The Slatest

Merrick Garland Can’t Even Get a Meeting With Mitch McConnell

Senate Majority Leader Mitch McConnell, R-Kentucky, speaks at a press conference on Capitol Hill.

Chip Somodevilla/Getty Images

Merrick Garland is scheduled to head to Capitol Hill on Thursday afternoon, where he’ll receive a warm welcome from Harry Reid and other Senate Democrats. President Obama’s Supreme Court nominee, though, won’t get a welcome—cold or otherwise—from leading Republicans.

Senate Majority Leader Mitch McConnell spoke with Garland by phone on Wednesday afternoon following his nomination and told him not to bother stopping by. Here’s the official readout of the call from McConnell’s office:

The Leader reiterated his position that the American people will have a voice in this vacancy and that the Senate will appropriately revisit the matter when it considers the qualifications of the person the next President nominates. And since the Senate will not be acting on this nomination, he would not be holding a perfunctory meeting, but he wished Judge Garland well.

Judiciary Chairman Chuck Grassley is also declining to meet with Garland during his visit—though his office left the door open for some possible face time once the Senate returns to work in April after its upcoming two-week recess. According to the Associated Press, at least six other GOP senators suggested they are open to meeting Garland as well, though it was unclear when or even if such meetings would ultimately happen: Kelly Ayotte of New Hampshire, Rob Portman of Ohio, Jeff Flake of Arizona, Susan Collins of Maine, James Inhofe of Oklahoma, and Orrin Hatch of Utah. The first two are both fighting for re-election this fall, while the last three previously voted to confirm Garland to his current position on a federal appellate court back in 1997. (Flake has gone the furthest, suggesting he’d even consider voting for Garland in a lame-duck session in the event that Hillary Clinton is elected in November.)

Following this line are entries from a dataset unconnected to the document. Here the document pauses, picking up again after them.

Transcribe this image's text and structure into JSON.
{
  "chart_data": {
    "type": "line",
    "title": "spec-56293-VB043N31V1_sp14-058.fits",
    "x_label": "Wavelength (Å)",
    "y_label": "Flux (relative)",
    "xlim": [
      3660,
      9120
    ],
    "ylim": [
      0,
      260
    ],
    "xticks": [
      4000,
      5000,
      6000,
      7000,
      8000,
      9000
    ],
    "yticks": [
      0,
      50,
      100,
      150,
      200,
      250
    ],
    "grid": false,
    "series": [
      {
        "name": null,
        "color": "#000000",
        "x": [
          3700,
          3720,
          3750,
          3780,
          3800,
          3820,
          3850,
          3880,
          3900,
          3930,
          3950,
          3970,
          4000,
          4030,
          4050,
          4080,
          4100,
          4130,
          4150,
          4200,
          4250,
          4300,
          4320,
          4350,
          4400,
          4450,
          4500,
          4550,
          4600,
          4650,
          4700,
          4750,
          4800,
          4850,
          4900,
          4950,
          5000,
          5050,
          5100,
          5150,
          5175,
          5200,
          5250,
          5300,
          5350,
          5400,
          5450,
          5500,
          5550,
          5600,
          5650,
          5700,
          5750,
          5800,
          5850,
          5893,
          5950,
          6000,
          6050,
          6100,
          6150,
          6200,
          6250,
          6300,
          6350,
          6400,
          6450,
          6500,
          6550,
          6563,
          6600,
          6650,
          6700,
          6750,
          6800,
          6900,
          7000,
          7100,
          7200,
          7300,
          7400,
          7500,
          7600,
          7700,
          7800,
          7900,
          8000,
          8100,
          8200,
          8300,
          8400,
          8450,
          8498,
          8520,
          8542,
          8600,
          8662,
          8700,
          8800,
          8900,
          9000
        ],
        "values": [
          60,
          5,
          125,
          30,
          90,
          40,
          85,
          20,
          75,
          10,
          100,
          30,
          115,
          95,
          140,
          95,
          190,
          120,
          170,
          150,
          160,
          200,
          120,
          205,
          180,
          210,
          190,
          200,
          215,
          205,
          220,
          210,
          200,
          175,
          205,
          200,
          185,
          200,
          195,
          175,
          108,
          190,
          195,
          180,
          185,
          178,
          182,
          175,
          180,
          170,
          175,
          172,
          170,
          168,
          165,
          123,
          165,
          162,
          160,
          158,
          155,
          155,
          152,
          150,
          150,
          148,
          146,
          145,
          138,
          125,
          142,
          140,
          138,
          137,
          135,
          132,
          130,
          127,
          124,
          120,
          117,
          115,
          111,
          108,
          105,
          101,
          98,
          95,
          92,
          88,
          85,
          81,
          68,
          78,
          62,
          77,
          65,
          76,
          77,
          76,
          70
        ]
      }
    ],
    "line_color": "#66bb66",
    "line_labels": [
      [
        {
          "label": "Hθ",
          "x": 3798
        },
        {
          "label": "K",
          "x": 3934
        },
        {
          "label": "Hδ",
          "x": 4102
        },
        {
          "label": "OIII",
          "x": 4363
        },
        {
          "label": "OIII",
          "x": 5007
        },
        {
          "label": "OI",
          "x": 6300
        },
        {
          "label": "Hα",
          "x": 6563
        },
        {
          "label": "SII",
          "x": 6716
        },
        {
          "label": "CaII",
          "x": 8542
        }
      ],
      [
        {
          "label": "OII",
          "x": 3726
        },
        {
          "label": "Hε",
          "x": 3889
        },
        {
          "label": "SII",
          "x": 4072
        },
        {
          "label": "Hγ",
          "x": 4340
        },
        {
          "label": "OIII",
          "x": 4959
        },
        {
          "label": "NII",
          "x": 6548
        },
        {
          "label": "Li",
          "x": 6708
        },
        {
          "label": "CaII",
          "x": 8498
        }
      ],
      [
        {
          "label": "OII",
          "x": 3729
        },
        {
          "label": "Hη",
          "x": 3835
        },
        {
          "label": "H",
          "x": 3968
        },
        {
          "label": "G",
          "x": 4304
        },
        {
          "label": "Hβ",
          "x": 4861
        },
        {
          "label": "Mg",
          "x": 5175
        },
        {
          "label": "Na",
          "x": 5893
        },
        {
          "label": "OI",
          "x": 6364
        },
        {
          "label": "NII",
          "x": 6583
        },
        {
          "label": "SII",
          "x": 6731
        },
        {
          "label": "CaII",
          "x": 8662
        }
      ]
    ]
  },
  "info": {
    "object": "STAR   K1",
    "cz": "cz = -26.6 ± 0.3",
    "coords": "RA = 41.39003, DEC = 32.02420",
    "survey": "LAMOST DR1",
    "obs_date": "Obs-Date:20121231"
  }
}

Hatch, a senior member on the judiciary panel, has found himself in a particularly awkward place. Just last week, he named Garland as the person he hoped Obama would nominate, and back in 2010 suggested a Garland nomination would sail through the Senate. And yet on Thursday, the most Hatch or any other leading Republican is willing to do for a sitting federal judge who has been nominated to the highest court in the land by the president of the United States of America is say that they’d be willing to meet with him when they get around to it.